Reputation: 5851
Profiling the application I figured out that there are a lot of strings on heap.
In my situation, strings are created on heap and not interned and they are not literals.
Are there are specific GC tuning techniques to follow when the number of strings in the application are very high.
I stumbled across the GC settings -XX:+UseCompressedStrings or -XX+UseStringCache but not sure this will help. Did any body try these settings?
java version "1.6.0_22"
Java(TM) SE Runtime Environment (build 1.6.0_22-b04)
Java HotSpot(TM) 64-Bit Server VM (build 17.1-b03, mixed mode)
Upvotes: 10
Views: 6998
Reputation: 1354
Java 8 comes with a new GC feature -XX:+UseStringDeduplication.

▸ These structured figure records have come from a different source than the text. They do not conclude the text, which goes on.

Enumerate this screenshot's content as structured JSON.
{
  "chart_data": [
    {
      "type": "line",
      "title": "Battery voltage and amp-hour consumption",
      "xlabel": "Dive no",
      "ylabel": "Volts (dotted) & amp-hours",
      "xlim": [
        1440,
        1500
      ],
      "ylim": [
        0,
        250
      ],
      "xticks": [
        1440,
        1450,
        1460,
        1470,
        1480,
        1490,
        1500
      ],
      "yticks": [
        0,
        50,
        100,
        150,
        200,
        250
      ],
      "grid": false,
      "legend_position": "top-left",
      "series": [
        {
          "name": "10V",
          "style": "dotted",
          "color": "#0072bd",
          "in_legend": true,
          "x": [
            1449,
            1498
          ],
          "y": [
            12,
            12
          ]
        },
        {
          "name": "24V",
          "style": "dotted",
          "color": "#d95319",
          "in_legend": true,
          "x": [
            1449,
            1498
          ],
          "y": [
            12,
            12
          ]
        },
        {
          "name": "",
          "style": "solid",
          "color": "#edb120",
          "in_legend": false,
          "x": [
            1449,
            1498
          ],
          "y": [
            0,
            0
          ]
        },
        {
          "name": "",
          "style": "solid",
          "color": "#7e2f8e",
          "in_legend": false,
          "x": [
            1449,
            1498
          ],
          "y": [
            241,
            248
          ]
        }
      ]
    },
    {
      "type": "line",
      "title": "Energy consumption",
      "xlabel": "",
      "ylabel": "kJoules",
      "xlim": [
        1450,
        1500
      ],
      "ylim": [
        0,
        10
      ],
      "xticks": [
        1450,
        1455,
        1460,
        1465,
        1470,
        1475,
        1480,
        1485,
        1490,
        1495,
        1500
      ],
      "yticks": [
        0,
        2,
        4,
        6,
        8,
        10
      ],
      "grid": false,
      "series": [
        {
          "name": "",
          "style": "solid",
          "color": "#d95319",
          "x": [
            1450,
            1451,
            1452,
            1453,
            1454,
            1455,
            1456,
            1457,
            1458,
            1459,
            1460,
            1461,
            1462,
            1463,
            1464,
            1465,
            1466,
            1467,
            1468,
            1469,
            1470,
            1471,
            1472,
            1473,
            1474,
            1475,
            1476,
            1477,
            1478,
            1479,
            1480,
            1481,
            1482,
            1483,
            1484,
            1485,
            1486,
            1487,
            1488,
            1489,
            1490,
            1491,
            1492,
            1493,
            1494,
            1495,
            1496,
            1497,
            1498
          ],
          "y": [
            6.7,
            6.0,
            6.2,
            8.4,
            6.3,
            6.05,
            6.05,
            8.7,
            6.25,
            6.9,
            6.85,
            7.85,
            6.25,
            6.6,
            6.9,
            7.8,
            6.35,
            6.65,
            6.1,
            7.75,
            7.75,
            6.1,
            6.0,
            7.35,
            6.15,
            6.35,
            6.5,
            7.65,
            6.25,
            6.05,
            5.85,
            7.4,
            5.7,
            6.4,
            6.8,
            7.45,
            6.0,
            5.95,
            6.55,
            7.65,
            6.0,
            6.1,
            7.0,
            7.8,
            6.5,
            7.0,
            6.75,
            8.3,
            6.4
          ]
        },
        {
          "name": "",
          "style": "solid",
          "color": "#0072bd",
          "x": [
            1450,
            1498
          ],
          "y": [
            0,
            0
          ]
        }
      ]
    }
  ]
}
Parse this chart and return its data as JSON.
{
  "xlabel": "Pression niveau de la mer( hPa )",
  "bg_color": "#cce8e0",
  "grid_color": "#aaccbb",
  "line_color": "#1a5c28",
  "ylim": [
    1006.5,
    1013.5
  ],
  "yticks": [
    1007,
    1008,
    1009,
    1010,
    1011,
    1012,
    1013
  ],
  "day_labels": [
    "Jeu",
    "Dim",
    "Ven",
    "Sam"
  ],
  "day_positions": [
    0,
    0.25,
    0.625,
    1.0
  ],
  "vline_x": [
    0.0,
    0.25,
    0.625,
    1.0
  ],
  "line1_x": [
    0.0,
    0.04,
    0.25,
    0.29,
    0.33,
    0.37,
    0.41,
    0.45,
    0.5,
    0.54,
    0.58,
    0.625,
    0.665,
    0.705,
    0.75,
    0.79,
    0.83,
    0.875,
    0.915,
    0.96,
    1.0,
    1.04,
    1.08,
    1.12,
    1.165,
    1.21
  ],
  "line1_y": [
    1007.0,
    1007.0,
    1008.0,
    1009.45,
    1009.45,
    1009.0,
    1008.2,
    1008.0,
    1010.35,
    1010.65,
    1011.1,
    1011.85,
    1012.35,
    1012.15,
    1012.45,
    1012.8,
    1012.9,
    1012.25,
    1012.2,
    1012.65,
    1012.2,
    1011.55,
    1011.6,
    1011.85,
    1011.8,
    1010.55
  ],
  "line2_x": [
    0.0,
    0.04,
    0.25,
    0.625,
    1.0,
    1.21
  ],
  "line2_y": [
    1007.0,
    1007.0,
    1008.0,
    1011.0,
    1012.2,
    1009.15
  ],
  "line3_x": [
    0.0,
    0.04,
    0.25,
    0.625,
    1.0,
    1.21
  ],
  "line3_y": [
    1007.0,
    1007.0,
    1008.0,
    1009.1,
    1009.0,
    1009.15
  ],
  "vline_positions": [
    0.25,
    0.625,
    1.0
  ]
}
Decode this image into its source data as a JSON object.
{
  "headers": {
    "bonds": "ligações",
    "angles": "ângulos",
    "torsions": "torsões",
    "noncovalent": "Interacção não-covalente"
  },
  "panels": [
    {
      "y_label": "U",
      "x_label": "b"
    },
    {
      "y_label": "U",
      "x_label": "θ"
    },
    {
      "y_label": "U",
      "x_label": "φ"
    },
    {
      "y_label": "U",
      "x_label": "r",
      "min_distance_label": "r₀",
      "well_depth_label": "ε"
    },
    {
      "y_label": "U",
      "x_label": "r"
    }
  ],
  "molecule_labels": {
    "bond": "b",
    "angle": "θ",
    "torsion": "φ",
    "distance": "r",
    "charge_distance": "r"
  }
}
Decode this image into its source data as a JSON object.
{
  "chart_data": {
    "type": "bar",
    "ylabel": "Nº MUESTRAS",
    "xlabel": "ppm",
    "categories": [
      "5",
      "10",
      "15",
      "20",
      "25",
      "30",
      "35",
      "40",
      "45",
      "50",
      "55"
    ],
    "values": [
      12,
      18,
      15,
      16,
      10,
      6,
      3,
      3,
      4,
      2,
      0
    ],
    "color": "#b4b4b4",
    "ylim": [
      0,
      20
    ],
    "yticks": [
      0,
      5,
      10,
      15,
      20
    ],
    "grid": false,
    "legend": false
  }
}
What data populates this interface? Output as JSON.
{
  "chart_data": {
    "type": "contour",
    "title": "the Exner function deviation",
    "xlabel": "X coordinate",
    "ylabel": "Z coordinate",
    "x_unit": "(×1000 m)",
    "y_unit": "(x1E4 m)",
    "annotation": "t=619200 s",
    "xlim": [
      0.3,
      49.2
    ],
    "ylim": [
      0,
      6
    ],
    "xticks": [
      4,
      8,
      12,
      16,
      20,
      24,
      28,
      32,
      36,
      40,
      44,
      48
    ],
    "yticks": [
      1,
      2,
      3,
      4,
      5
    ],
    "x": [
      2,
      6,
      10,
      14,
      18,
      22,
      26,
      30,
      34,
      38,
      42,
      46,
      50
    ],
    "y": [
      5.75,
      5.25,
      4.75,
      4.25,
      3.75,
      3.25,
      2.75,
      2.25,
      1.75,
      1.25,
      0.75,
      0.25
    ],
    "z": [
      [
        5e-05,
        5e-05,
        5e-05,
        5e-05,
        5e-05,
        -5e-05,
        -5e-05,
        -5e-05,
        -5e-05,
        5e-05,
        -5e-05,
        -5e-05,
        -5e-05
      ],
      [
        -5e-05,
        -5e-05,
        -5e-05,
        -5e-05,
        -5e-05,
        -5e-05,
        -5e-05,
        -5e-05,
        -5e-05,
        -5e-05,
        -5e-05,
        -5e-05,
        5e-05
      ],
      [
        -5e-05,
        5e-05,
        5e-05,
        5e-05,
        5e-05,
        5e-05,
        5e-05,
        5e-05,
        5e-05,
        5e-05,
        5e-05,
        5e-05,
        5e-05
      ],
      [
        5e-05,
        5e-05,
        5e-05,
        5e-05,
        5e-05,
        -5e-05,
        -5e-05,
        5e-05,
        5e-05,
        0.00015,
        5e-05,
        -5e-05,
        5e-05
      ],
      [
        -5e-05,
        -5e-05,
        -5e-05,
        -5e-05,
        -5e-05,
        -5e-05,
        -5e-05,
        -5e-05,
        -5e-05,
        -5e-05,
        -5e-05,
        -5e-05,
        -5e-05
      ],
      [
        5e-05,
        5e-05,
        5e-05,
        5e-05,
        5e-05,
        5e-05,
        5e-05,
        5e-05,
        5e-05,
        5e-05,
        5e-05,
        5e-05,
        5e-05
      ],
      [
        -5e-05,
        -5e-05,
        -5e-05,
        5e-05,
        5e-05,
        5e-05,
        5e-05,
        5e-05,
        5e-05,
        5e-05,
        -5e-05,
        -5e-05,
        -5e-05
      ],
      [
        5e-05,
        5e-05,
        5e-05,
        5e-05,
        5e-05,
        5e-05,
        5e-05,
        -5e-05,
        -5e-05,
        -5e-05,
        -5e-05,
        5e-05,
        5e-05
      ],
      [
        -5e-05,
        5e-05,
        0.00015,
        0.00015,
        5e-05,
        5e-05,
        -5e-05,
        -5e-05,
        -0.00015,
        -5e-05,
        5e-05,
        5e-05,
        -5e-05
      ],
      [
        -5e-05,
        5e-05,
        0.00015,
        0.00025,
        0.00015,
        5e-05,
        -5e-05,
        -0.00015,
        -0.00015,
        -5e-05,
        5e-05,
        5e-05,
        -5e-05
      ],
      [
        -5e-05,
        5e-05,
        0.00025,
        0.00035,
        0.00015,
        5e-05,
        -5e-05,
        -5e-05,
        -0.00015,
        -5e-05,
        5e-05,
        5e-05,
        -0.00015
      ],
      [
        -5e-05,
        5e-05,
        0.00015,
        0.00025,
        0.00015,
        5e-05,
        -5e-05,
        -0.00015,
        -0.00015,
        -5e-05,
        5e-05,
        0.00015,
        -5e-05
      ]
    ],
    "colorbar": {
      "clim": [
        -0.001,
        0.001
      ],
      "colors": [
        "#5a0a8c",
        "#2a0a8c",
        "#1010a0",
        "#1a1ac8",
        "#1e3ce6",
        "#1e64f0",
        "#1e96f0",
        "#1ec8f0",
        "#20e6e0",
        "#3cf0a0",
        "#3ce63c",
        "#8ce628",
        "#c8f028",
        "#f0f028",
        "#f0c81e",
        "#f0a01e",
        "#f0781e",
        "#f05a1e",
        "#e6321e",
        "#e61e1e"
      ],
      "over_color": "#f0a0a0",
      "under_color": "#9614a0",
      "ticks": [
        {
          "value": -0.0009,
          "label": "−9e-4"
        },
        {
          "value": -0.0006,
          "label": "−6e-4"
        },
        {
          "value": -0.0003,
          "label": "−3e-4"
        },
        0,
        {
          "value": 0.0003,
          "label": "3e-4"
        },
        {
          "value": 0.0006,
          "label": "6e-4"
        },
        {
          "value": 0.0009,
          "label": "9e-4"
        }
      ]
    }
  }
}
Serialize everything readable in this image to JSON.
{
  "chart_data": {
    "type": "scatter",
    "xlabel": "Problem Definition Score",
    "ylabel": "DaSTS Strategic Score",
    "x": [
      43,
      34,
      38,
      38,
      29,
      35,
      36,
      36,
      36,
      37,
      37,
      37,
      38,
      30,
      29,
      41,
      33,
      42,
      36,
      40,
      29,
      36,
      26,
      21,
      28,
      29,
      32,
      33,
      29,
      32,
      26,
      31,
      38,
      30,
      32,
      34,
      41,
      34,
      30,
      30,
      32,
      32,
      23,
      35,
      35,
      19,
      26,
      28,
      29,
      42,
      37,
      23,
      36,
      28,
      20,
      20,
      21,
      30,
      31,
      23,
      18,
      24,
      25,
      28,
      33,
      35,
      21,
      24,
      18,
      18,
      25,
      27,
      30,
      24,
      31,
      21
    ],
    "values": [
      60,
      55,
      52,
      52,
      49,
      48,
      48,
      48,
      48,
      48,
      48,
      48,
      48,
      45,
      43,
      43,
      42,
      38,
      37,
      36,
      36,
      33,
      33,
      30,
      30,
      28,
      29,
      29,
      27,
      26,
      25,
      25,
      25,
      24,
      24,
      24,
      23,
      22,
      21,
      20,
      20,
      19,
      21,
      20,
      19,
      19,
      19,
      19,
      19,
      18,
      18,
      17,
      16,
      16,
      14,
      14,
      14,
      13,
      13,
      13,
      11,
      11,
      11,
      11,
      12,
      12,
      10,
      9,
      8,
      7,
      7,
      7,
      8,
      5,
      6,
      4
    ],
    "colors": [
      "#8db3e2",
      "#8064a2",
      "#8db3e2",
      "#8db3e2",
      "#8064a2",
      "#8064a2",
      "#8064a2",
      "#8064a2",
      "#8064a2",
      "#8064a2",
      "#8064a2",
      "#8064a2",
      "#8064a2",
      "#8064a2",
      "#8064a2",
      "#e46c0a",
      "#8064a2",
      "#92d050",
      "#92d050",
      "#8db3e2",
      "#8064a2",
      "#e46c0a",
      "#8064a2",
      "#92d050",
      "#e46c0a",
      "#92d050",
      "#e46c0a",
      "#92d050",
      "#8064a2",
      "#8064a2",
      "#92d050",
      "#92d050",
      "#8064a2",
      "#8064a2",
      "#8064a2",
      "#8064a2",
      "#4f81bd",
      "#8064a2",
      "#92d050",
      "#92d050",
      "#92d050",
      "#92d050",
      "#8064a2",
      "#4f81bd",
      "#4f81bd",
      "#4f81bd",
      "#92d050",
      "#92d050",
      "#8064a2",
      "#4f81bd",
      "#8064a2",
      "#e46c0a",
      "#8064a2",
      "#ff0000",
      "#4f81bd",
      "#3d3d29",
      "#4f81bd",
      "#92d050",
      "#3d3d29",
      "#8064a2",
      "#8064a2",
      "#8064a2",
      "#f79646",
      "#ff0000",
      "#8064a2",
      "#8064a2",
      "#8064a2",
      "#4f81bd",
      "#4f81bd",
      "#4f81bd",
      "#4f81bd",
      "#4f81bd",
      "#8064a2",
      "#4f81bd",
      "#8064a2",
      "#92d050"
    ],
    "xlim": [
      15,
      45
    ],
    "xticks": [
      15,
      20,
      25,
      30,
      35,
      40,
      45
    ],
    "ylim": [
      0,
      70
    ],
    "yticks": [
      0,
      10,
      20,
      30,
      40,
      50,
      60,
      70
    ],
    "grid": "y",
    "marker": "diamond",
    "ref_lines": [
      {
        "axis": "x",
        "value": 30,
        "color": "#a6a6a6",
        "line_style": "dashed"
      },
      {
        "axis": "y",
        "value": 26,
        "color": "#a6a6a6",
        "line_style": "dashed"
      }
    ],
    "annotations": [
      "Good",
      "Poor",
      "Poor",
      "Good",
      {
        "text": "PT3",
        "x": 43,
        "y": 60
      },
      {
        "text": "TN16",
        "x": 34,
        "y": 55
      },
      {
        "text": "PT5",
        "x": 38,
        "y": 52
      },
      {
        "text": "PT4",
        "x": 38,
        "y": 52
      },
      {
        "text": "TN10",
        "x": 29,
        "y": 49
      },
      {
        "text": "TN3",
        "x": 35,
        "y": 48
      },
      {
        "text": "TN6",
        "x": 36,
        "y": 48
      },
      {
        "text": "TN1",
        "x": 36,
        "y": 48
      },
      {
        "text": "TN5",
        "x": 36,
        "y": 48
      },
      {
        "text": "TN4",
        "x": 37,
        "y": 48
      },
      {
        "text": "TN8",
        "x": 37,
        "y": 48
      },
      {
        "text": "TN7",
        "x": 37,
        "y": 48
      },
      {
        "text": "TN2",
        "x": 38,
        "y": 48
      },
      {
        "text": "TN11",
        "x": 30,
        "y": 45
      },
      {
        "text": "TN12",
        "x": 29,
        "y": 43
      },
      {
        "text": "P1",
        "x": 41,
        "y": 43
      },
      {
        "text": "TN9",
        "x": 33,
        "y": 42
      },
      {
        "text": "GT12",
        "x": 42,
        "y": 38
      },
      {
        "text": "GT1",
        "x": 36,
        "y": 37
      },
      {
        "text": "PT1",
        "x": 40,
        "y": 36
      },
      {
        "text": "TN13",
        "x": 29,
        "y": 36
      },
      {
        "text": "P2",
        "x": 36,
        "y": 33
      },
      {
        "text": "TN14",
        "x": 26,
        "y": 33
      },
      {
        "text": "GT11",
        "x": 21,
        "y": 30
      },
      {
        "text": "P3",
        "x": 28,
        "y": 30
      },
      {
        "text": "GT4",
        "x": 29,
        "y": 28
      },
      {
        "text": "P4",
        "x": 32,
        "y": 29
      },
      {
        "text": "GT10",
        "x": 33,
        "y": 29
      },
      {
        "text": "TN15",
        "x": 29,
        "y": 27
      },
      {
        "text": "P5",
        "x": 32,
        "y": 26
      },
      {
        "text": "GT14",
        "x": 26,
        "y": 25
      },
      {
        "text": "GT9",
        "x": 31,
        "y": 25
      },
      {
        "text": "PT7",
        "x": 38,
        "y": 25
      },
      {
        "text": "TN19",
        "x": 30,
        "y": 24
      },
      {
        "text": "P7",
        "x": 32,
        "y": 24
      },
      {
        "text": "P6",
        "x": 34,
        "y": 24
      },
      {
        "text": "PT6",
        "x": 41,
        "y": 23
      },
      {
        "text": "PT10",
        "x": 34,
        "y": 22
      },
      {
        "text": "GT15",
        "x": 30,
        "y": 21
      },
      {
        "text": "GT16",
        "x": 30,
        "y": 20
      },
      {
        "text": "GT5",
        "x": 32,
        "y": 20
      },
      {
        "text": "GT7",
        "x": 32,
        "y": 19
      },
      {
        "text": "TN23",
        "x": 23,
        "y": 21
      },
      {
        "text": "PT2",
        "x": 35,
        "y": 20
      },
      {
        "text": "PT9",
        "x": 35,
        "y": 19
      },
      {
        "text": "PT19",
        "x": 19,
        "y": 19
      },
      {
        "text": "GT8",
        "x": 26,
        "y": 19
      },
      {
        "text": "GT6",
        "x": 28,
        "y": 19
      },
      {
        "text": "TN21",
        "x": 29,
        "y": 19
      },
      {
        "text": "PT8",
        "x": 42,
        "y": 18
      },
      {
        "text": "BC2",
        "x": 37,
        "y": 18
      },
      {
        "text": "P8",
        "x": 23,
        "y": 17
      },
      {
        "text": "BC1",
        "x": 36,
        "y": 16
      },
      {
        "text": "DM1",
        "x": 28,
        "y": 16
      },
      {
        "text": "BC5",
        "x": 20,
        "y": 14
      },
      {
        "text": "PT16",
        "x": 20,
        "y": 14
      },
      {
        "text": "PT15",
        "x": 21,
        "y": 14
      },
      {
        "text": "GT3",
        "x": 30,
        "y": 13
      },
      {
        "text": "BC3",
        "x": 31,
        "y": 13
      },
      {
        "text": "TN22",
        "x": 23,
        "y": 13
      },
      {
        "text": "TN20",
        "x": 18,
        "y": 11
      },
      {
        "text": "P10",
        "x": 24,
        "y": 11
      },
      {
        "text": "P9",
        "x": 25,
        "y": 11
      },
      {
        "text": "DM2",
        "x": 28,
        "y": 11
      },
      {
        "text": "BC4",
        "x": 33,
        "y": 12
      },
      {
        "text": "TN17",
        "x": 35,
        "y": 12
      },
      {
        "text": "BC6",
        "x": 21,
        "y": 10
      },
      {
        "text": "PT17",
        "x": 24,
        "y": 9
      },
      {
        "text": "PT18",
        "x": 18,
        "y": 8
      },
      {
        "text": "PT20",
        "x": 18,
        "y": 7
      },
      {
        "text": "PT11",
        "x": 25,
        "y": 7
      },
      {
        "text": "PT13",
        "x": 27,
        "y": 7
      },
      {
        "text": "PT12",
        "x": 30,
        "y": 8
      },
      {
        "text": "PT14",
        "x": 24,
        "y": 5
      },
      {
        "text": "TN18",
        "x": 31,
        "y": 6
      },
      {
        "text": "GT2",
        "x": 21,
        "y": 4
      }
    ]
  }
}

After enabling this, GC would compare strings to find those with same char array value. Let's say str1
& str2
have the same char[], then GC would make str1 point to char[] of str2. This way char[] of str1 can be garbage collected and reclaim the memory. And since Strings are immutable, there is no risk of making multiple strings point to the same char[]
Upvotes: 2
Reputation: 9028
Related to -XX:+UseCompressedStrings
, you should have a look at this question: Support for Compressed Strings being Dropped in HotSpot JVM?
And, related to -XX+UseStringCache
, have a look at : JVM -XX:+StringCache argument?
Btw. Java 7 comes with nice features that allow tuning of String cache when using the interned Strings. See -XX:+PrintSTringTableStatistics
and -XX:StringTableSize=n
. This way you can optimize the String cache size.